必須ではありません。ただし、監査法人後のキャリア、FAS、事業会社、税務、CFO候補など選択肢が広いため、求人比較や職務経歴書の見せ方を相談したい人には役立ちます。
公認会計士と会計士で検索意図は違いますか?
検索語としては近い意図で使われることが多いです。本記事では、公認会計士資格を持つ人や監査法人経験者を主な読者として、会計士向けの転職エージェント選びを解説しています。
監査法人から事業会社へ転職できますか?
可能性はあります。決算、開示、内部統制、監査法人対応、業務改善など、事業会社で活かせる経験としてどう伝えるかが重要です。
会計士がFASへ転職するには何を準備すべきですか?
財務DD、バリュエーション、PMIなど、関心領域を整理しましょう。監査で担当した業種、重要論点、クライアント対応、資料作成経験も具体的に伝えると相談しやすくなります。
会計士向け転職エージェントは何社登録すべきですか?
最初は2〜3社が現実的です。管理部門・士業に強いサービスと、FAS・M&A・コンサルに強いサービスを組み合わせると比較しやすくなります。
紹介された求人は断ってもいいですか?
断って問題ありません。業務内容、年収、職位、働き方、希望するキャリアとのズレを具体的に伝えると、次の求人提案が改善されやすくなります。
すぐ転職する気がなくても相談できますか?
情報収集段階で相談できるサービスもあります。ただし、面談時には転職時期や温度感を正直に伝えましょう。繁忙期後に動きたい場合も、その前提で相談できます。
会計士が転職で年収アップを狙うには何が必要ですか?
年収アップには、決算・開示・FAS・M&A・管理会計・マネジメント・英語力など、求人側が評価する経験を具体的に示すことが重要です。年収だけでなく、次に積める経験も見て判断しましょう。
まとめ
会計士におすすめの転職エージェントを選ぶときは、知名度だけで決めず、監査法人後にどのキャリアを選ぶのかを基準にしましょう。事業会社、FAS、M&A、コンサル、税務、会計事務所、CFO候補では、相性のよい相談先が変わります。
転職エージェントは、監査経験の棚卸し、職務経歴書の見せ方、求人票に書かれていない役割や期待値の確認に役立ちます。
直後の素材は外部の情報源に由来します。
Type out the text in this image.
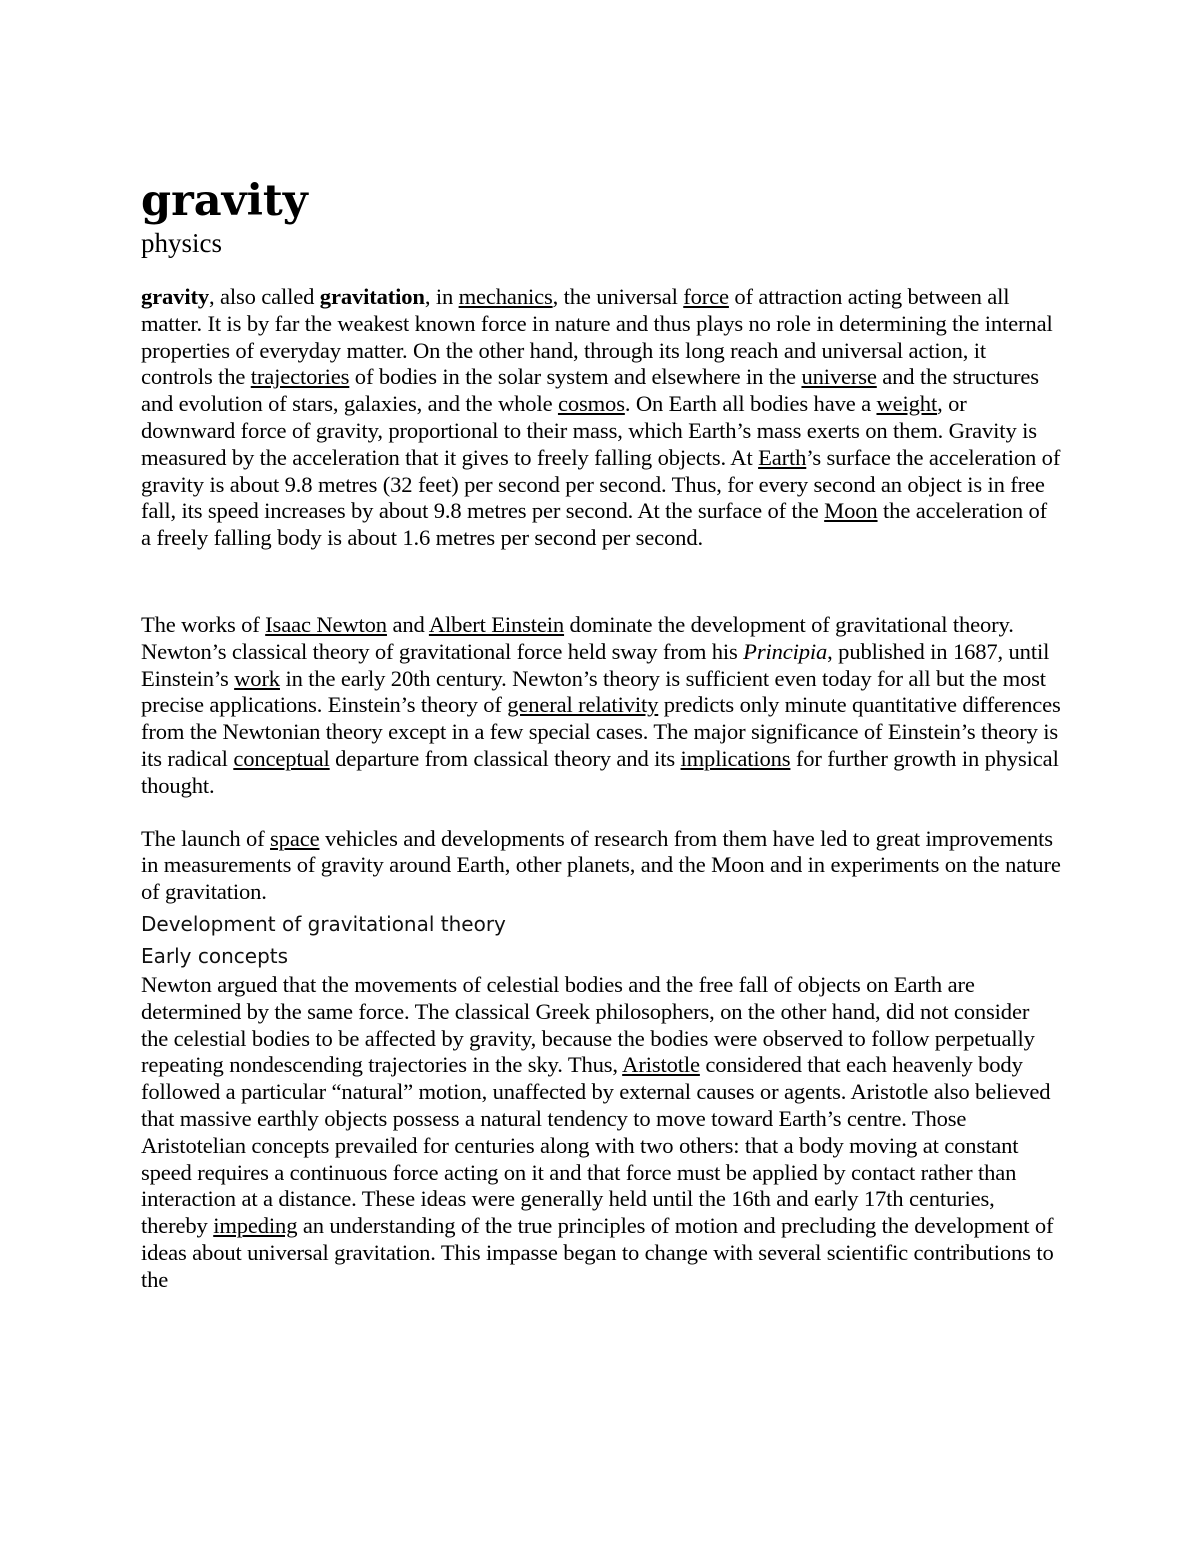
gravity
physics

gravity, also called gravitation, in mechanics, the universal force of attraction acting between all matter. It is by far the weakest known force in nature and thus plays no role in determining the internal properties of everyday matter. On the other hand, through its long reach and universal action, it controls the trajectories of bodies in the solar system and elsewhere in the universe and the structures and evolution of stars, galaxies, and the whole cosmos. On Earth all bodies have a weight, or downward force of gravity, proportional to their mass, which Earth’s mass exerts on them. Gravity is measured by the acceleration that it gives to freely falling objects. At Earth’s surface the acceleration of gravity is about 9.8 metres (32 feet) per second per second. Thus, for every second an object is in free fall, its speed increases by about 9.8 metres per second. At the surface of the Moon the acceleration of a freely falling body is about 1.6 metres per second per second.

The works of Isaac Newton and Albert Einstein dominate the development of gravitational theory. Newton’s classical theory of gravitational force held sway from his Principia, published in 1687, until Einstein’s work in the early 20th century. Newton’s theory is sufficient even today for all but the most precise applications. Einstein’s theory of general relativity predicts only minute quantitative differences from the Newtonian theory except in a few special cases. The major significance of Einstein’s theory is its radical conceptual departure from classical theory and its implications for further growth in physical thought.

The launch of space vehicles and developments of research from them have led to great improvements in measurements of gravity around Earth, other planets, and the Moon and in experiments on the nature of gravitation.

Development of gravitational theory
Early concepts

Newton argued that the movements of celestial bodies and the free fall of objects on Earth are determined by the same force. The classical Greek philosophers, on the other hand, did not consider the celestial bodies to be affected by gravity, because the bodies were observed to follow perpetually repeating nondescending trajectories in the sky. Thus, Aristotle considered that each heavenly body followed a particular “natural” motion, unaffected by external causes or agents. Aristotle also believed that massive earthly objects possess a natural tendency to move toward Earth’s centre. Those Aristotelian concepts prevailed for centuries along with two others: that a body moving at constant speed requires a continuous force acting on it and that force must be applied by contact rather than interaction at a distance. These ideas were generally held until the 16th and early 17th centuries, thereby impeding an understanding of the true principles of motion and precluding the development of ideas about universal gravitation. This impasse began to change with several scientific contributions to the
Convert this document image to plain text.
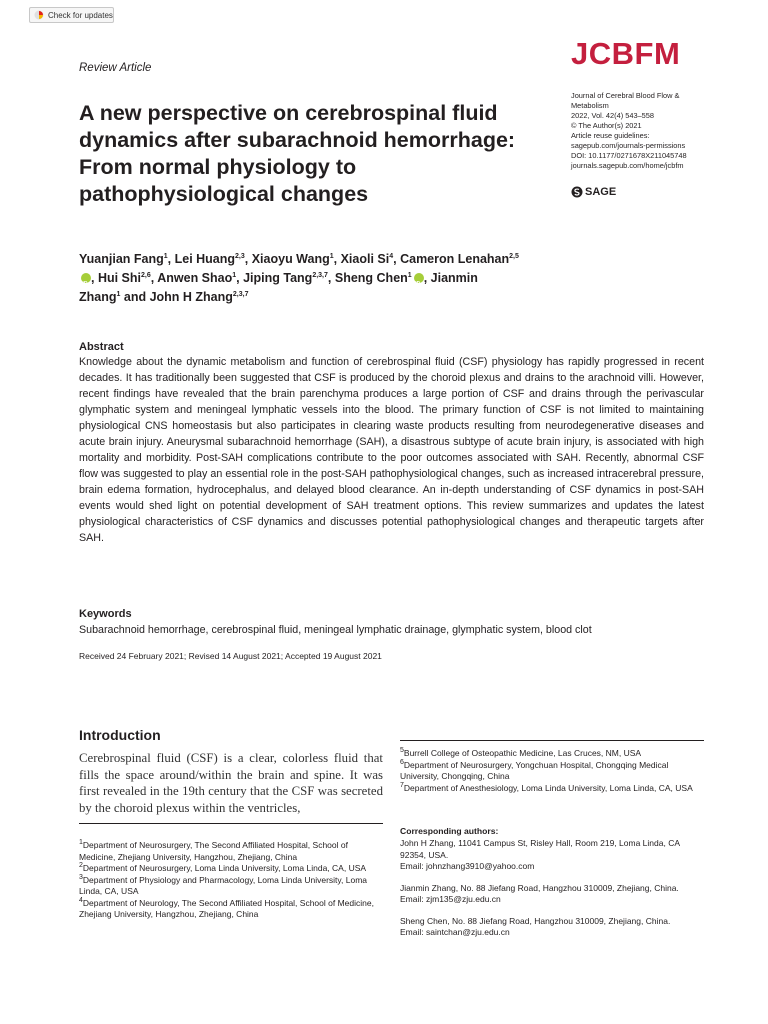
Check for updates
Review Article	JCBFM
Journal of Cerebral Blood Flow &
Metabolism
2022, Vol. 42(4) 543–558
© The Author(s) 2021
Article reuse guidelines:
sagepub.com/journals-permissions
DOI: 10.1177/0271678X211045748
journals.sagepub.com/home/jcbfm
SAGE
A new perspective on cerebrospinal fluid dynamics after subarachnoid hemorrhage: From normal physiology to pathophysiological changes
Yuanjian Fang$^1$, Lei Huang$^{2,3}$, Xiaoyu Wang$^1$, Xiaoli Si$^4$, Cameron Lenahan$^{2,5}$iD, Hui Shi$^{2,6}$, Anwen Shao$^1$, Jiping Tang$^{2,3,7}$, Sheng Chen$^1$iD , Jianmin Zhang$^1$ and John H Zhang$^{2,3,7}$
Abstract
Knowledge about the dynamic metabolism and function of cerebrospinal fluid (CSF) physiology has rapidly progressed in recent decades. It has traditionally been suggested that CSF is produced by the choroid plexus and drains to the arachnoid villi. However, recent findings have revealed that the brain parenchyma produces a large portion of CSF and drains through the perivascular glymphatic system and meningeal lymphatic vessels into the blood. The primary function of CSF is not limited to maintaining physiological CNS homeostasis but also participates in clearing waste products resulting from neurodegenerative diseases and acute brain injury. Aneurysmal subarachnoid hemorrhage (SAH), a disastrous subtype of acute brain injury, is associated with high mortality and morbidity. Post-SAH complications contribute to the poor outcomes associated with SAH. Recently, abnormal CSF flow was suggested to play an essential role in the post-SAH pathophysiological changes, such as increased intracerebral pressure, brain edema formation, hydrocephalus, and delayed blood clearance. An in-depth understanding of CSF dynamics in post-SAH events would shed light on potential development of SAH treatment options. This review summarizes and updates the latest physiological characteristics of CSF dynamics and discusses potential pathophysiological changes and therapeutic targets after SAH.
Keywords
Subarachnoid hemorrhage, cerebrospinal fluid, meningeal lymphatic drainage, glymphatic system, blood clot
Received 24 February 2021; Revised 14 August 2021; Accepted 19 August 2021
Introduction
Cerebrospinal fluid (CSF) is a clear, colorless fluid that fills the space around/within the brain and spine. It was first revealed in the 19th century that the CSF was secreted by the choroid plexus within the ventricles,

$^1$Department of Neurosurgery, The Second Affiliated Hospital, School of Medicine, Zhejiang University, Hangzhou, Zhejiang, China

$^2$Department of Neurosurgery, Loma Linda University, Loma Linda, CA, USA

$^3$Department of Physiology and Pharmacology, Loma Linda University, Loma Linda, CA, USA

$^4$Department of Neurology, The Second Affiliated Hospital, School of Medicine, Zhejiang University, Hangzhou, Zhejiang, China

$^5$Burrell College of Osteopathic Medicine, Las Cruces, NM, USA

$^6$Department of Neurosurgery, Yongchuan Hospital, Chongqing Medical University, Chongqing, China

$^7$Department of Anesthesiology, Loma Linda University, Loma Linda, CA, USA

Corresponding authors:
John H Zhang, 11041 Campus St, Risley Hall, Room 219, Loma Linda, CA 92354, USA.
Email: johnzhang3910@yahoo.com
Jianmin Zhang, No. 88 Jiefang Road, Hangzhou 310009, Zhejiang, China.
Email: zjm135@zju.edu.cn
Sheng Chen, No. 88 Jiefang Road, Hangzhou 310009, Zhejiang, China.
Email: saintchan@zju.edu.cn
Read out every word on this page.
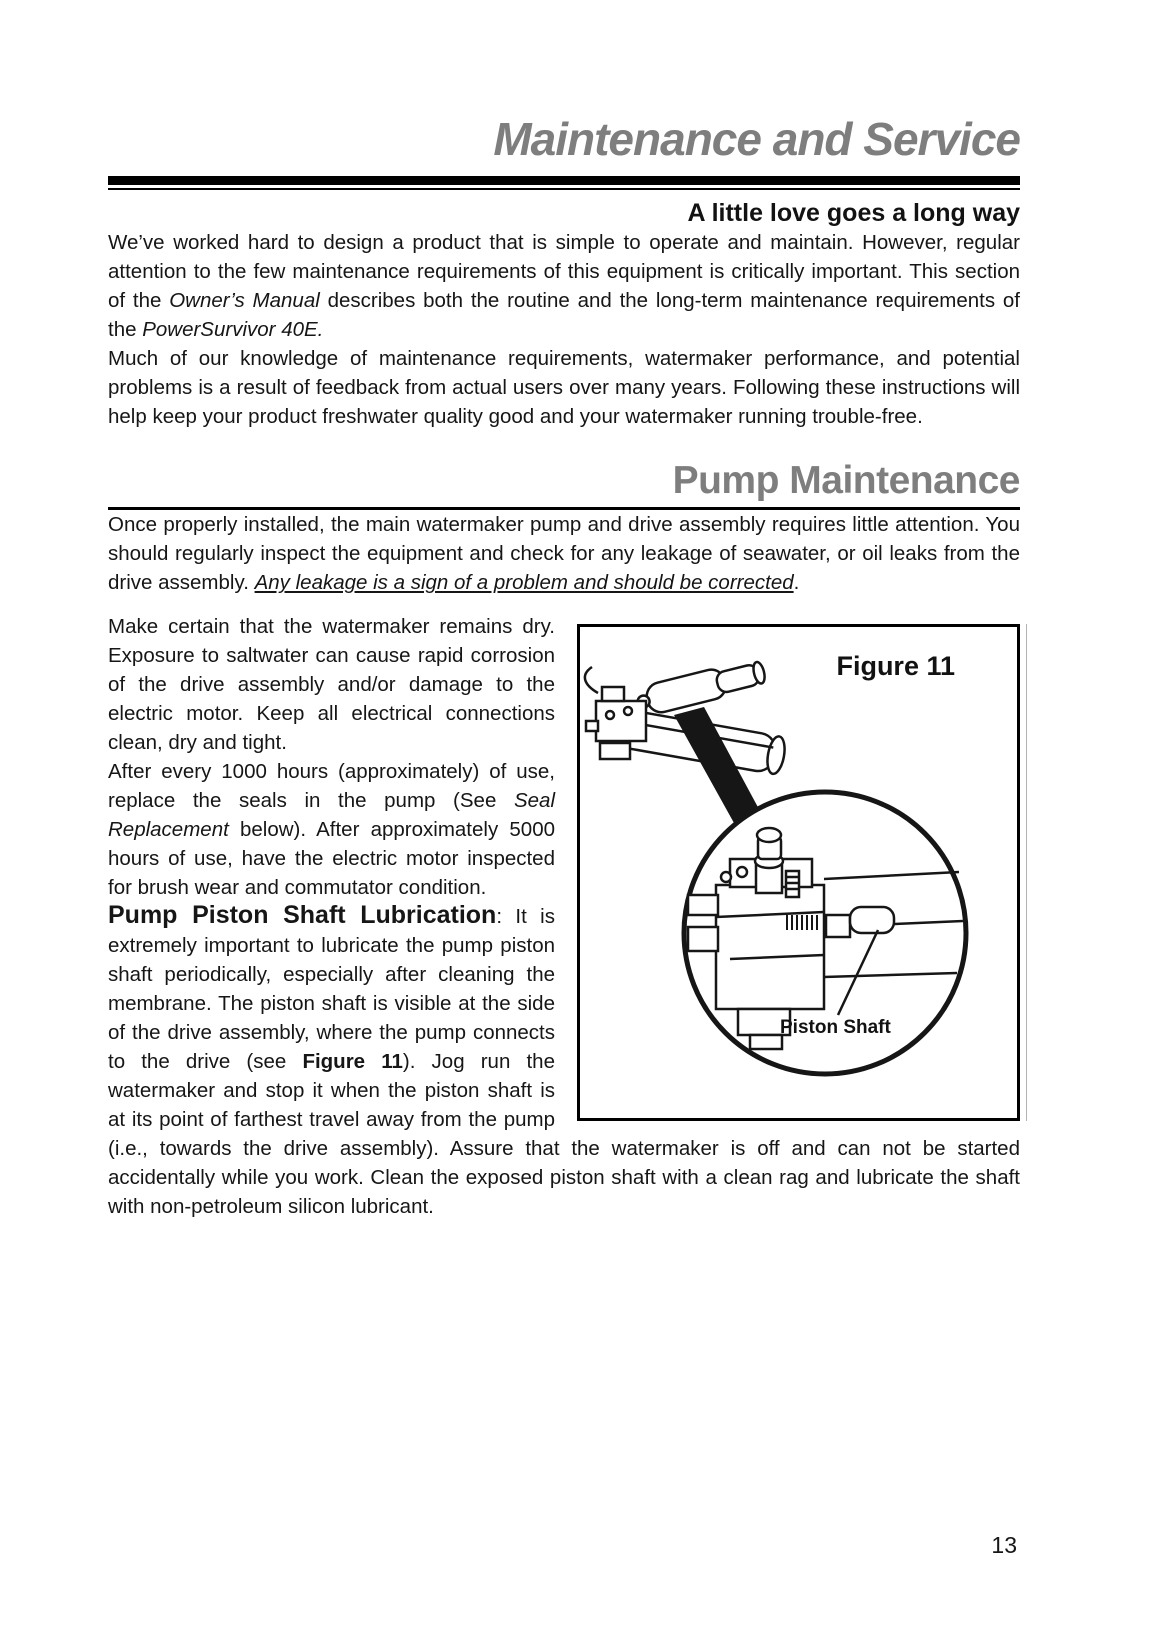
Maintenance and Service
A little love goes a long way

We’ve worked hard to design a product that is simple to operate and maintain. However, regular attention to the few maintenance requirements of this equipment is critically important. This section of the Owner’s Manual describes both the routine and the long-term maintenance requirements of the PowerSurvivor 40E.

Much of our knowledge of maintenance requirements, watermaker performance, and potential problems is a result of feedback from actual users over many years. Following these instructions will help keep your product freshwater quality good and your watermaker running trouble-free.

Pump Maintenance

Once properly installed, the main watermaker pump and drive assembly requires little attention. You should regularly inspect the equipment and check for any leakage of seawater, or oil leaks from the drive assembly. Any leakage is a sign of a problem and should be corrected.

Figure 11
Piston Shaft

Make certain that the watermaker remains dry. Exposure to saltwater can cause rapid corrosion of the drive assembly and/or damage to the electric motor. Keep all electrical connections clean, dry and tight.

After every 1000 hours (approximately) of use, replace the seals in the pump (See Seal Replacement below). After approximately 5000 hours of use, have the electric motor inspected for brush wear and commutator condition.

Pump Piston Shaft Lubrication: It is extremely important to lubricate the pump piston shaft periodically, especially after cleaning the membrane. The piston shaft is visible at the side of the drive assembly, where the pump connects to the drive (see Figure 11). Jog run the watermaker and stop it when the piston shaft is at its point of farthest travel away from the pump (i.e., towards the drive assembly). Assure that the watermaker is off and can not be started accidentally while you work. Clean the exposed piston shaft with a clean rag and lubricate the shaft with non-petroleum silicon lubricant.

13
一方で、直接応募や求人サイト、スカウトサービスも選択肢になるため、1つの手段だけに依存しないことが大切です。
まずは保有資格、監査経験、希望職種、避けたい条件、伸ばしたい経験を整理しましょう。そのうえで、会計士・管理部門に強いサービスと、FAS・M&A・コンサルに強いサービスを比較すると、自分に合う転職先を見つけやすくなります。